BACKGROUND: Over the past years a variety of host restriction genes have been identified in human and mammals that modulate retrovirus infectivity, replication, assembly, and/or cross-species transmission. Among these host-encoded restriction factors, the APOBEC3 (A3; apolipoprotein B mRNA-editing catalytic polypeptide 3) proteins are potent inhibitors of retroviruses and retrotransposons. While primates encode seven of these genes (A3A to A3H), rodents carry only a single A3 gene. RESULTS: Here we identified and characterized several A3 genes in the genome of domestic cat (Felis catus) by analyzing the genomic A3 locus. The cat genome presents one A3H gene and three very similar A3C genes (a-c), probably generated after two consecutive gene duplications. In addition to these four one-domain A3 proteins, a fifth A3, designated A3CH, is expressed by read-through alternative splicing. Specific feline A3 proteins selectively inactivated only defined genera of feline retroviruses: Bet-deficient feline foamy virus was mainly inactivated by feA3Ca, feA3Cb, and feA3Cc, while feA3H and feA3CH were only weakly active. The infectivity of Vif-deficient feline immunodeficiency virus and feline leukemia virus was reduced only by feA3H and feA3CH, but not by any of the feA3Cs. Within Felidae, A3C sequences show significant adaptive selection, but unexpectedly, the A3H sequences present more sites that are under purifying selection. CONCLUSION: Our data support a complex evolutionary history of expansion, divergence, selection and individual extinction of antiviral A3 genes that parallels the early evolution of Placentalia, becoming more intricate in taxa in which the arms race between host and retroviruses is harsher.

Multiple restrictions of human immunodeficiency virus type 1 in feline cells.

The productive replication of human immunodeficiency virus type 1 (HIV-1) occurs exclusively in defined cells of human or chimpanzee origin, explaining why heterologous animal models for HIV replication, pathogenesis, vaccination, and therapy are not available.

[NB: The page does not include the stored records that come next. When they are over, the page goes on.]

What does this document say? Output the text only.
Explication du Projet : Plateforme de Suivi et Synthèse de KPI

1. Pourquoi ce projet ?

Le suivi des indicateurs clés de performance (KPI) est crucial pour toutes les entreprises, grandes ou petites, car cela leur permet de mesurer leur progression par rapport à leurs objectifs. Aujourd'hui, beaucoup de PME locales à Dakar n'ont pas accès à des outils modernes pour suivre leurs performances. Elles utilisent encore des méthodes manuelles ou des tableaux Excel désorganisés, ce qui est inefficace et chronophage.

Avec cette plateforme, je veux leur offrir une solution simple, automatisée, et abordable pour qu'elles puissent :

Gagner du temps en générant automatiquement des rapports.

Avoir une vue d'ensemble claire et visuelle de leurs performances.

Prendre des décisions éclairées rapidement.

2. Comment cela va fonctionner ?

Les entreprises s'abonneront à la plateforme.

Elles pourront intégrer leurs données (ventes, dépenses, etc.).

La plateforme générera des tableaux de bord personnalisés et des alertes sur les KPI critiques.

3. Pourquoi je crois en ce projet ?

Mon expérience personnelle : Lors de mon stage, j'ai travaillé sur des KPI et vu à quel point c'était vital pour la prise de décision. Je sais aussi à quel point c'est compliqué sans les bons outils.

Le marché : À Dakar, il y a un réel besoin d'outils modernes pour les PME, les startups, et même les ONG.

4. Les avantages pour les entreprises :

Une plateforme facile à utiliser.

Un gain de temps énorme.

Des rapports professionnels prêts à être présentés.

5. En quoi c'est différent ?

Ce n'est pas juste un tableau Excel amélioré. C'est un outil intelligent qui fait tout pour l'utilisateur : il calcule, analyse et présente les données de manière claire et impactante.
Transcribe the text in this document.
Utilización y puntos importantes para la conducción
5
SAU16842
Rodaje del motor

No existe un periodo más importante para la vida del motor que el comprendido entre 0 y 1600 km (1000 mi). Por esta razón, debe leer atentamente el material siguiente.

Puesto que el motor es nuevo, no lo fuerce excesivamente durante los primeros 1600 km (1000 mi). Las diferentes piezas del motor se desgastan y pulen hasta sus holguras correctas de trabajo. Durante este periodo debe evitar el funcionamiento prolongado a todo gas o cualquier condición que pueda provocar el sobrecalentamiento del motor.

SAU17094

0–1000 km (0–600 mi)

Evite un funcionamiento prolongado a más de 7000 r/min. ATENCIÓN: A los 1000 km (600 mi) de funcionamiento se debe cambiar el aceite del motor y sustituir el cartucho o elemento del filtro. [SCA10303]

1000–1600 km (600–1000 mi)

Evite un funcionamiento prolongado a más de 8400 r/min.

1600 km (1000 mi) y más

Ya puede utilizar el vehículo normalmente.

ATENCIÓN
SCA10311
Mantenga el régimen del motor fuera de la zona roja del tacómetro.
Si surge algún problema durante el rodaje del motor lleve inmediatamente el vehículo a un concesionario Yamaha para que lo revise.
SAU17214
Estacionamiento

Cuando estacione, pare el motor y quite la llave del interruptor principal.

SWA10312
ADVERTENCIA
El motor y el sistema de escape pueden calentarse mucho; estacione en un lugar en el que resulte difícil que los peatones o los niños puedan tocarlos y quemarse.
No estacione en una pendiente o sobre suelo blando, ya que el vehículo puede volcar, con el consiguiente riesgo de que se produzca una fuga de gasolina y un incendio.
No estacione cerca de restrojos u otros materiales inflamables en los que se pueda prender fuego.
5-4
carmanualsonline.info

This lack of an animal model for HIV-1 studies prompted us to examine the susceptibility of feline cells in order to evaluate the cat (Felis catus) as an animal model for studying HIV-1. Here, we report that feline cell lines harbor multiple restrictions with respect to HIV-1 replication. The feline CD4 receptor does not permit virus infection. Feline T-cell lines MYA-1 and FeT-1C showed postentry restrictions resulting in low HIV-1 luciferase reporter activity and low expression of viral Gag-Pol proteins when pseudotyped vectors were used. Feline fibroblastic CrFK and KE-R cells, expressing human CD4 and CCR5, were very permissive for viral entry and HIV-long terminal repeat-driven expression but failed to support spreading infection. KE-R cells displayed a profound block with respect to release of HIV-1 particles. In contrast, CrFK cells allowed very efficient particle production; however, the CrFK cell-derived HIV-1 particles had low specific infectivity. We subsequently identified feline apolipoprotein B-editing catalytic polypeptide 3 (feAPOBEC3) proteins as active inhibitors of HIV-1 particle infectivity. CrFK cells express at least three different APOBEC3s: APOBEC3C, APOBEC3H, and APOBEC3CH. While the feAPOBEC3C did not significantly inhibit HIV-1, the feAPOBEC3H and feAPOBEC3CH induced G to A hypermutations of the viral cDNA and reduced the infectivity approximately 10- to approximately 40-fold.